Let $\beta$ be an ordered basis of $T$, a linear operator on a finite dimensional vector space $V$. My textbook says we can represent $T$ in matrix form as $[T]_{\beta}$. If $T$ is invertible, then we can write the inverse $T^{-1}$.
We can write it in matrix form as $[T^{-1}]_{\beta}$.
Could we say that $[T^{-1}] = [T]^{-1}$? (I had to remove the $\beta$ subscript for this last line because the latex was acting up, but imagine it is still there).

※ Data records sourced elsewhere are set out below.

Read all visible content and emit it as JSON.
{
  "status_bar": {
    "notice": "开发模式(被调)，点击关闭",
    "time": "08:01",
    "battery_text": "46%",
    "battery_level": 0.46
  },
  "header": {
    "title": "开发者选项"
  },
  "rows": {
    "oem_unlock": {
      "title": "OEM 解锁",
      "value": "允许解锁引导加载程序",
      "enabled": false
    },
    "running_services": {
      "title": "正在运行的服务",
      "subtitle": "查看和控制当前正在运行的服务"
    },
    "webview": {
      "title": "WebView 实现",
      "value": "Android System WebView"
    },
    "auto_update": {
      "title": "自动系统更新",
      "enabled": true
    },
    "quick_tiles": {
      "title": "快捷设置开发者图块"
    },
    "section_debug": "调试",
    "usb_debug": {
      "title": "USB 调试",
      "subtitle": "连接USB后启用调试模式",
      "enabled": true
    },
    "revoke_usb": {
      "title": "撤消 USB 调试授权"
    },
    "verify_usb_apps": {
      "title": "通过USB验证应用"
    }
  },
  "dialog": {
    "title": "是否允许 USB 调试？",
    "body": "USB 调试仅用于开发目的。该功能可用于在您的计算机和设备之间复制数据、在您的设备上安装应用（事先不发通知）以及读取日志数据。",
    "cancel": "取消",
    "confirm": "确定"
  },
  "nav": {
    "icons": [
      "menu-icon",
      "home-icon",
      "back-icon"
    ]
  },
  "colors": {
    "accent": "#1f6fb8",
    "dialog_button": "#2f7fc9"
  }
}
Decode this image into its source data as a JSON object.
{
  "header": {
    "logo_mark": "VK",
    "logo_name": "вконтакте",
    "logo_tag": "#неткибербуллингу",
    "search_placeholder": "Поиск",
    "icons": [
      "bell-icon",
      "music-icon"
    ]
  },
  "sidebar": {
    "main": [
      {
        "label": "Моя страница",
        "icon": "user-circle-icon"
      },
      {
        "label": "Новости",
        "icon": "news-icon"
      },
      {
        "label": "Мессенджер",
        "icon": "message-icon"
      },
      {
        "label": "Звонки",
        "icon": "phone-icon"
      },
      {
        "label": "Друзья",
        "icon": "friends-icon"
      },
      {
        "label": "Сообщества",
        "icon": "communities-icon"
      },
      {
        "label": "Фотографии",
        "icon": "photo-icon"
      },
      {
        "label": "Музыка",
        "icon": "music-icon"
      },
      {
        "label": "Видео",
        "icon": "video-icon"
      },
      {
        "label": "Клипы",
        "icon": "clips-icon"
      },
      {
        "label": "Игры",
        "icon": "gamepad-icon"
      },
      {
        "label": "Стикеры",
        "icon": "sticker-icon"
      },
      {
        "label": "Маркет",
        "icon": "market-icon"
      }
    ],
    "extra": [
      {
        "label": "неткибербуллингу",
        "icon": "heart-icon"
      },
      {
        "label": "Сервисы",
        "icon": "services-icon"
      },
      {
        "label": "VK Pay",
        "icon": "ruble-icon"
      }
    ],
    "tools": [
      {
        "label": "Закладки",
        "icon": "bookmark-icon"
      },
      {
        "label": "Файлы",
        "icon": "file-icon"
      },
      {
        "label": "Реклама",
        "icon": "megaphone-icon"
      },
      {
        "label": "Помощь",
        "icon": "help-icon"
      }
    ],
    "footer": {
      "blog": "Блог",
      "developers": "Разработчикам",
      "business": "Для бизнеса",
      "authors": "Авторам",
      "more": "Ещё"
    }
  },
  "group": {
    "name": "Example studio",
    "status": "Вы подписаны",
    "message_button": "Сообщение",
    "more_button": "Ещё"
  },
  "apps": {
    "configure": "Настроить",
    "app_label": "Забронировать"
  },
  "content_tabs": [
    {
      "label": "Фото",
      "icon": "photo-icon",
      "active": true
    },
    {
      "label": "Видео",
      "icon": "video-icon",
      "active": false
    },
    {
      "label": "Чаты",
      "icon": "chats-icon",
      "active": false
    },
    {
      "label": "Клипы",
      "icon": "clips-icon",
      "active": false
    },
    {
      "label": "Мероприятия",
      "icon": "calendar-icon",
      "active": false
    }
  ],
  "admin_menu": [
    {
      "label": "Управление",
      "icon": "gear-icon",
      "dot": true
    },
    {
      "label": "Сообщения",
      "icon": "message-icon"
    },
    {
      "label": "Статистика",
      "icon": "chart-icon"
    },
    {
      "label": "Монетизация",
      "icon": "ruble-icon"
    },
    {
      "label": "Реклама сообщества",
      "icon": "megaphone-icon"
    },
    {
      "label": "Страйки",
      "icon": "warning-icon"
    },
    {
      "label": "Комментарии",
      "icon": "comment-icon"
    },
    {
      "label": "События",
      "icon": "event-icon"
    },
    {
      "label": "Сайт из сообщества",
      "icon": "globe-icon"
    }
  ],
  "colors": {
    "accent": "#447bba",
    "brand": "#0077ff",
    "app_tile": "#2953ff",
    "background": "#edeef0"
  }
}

For context, I am trying to solve a problem that asks us to prove if an invertible linear operator $T$ was diagonalizable, then $T^{-1}$ is diagonalizable. If $T$ is diagonalizable, we can write its matrix representation $[T]_\beta$ as similar to a diagonal matrix :
$$[T]_{\beta} = Q^{-1}BQ$$
where $Q$ is an invertible matrix and $B$ is a diagonal matrix. I want to take inverse of both sides, which is where I get stuck for the question above about if I can say that $[T^{-1}] = [T]^{-1}$.
Yes your assertion is true and to see this you can make use of a very general statement about linear transformations and their associated matrix representations:
Let $U, V, W$ be finite dimensional vector spaces with bases $\beta, \gamma, \delta$. Let $F : U \to V$, $G : V \to W$ be linear transformations with matrices $[F]_\beta^\gamma, [G]_\gamma^\delta$ with respect to those bases. Then the following equation relates linear composition to matrix multiplication: $$ [G \circ F]_\beta^\delta = [G]_\gamma^\delta[F]_\beta^\gamma $$
In particular for your case let $U = V = W$ and $F = T$, $G = T^{-1}$. And of course, in this case, the notation $[T]_\beta$ is a simplification of the more explicit notation $[T]_\beta^\beta$. Now using the above equation, do you see why $([T]_\beta)^{-1} = [T^{-1}]_\beta$?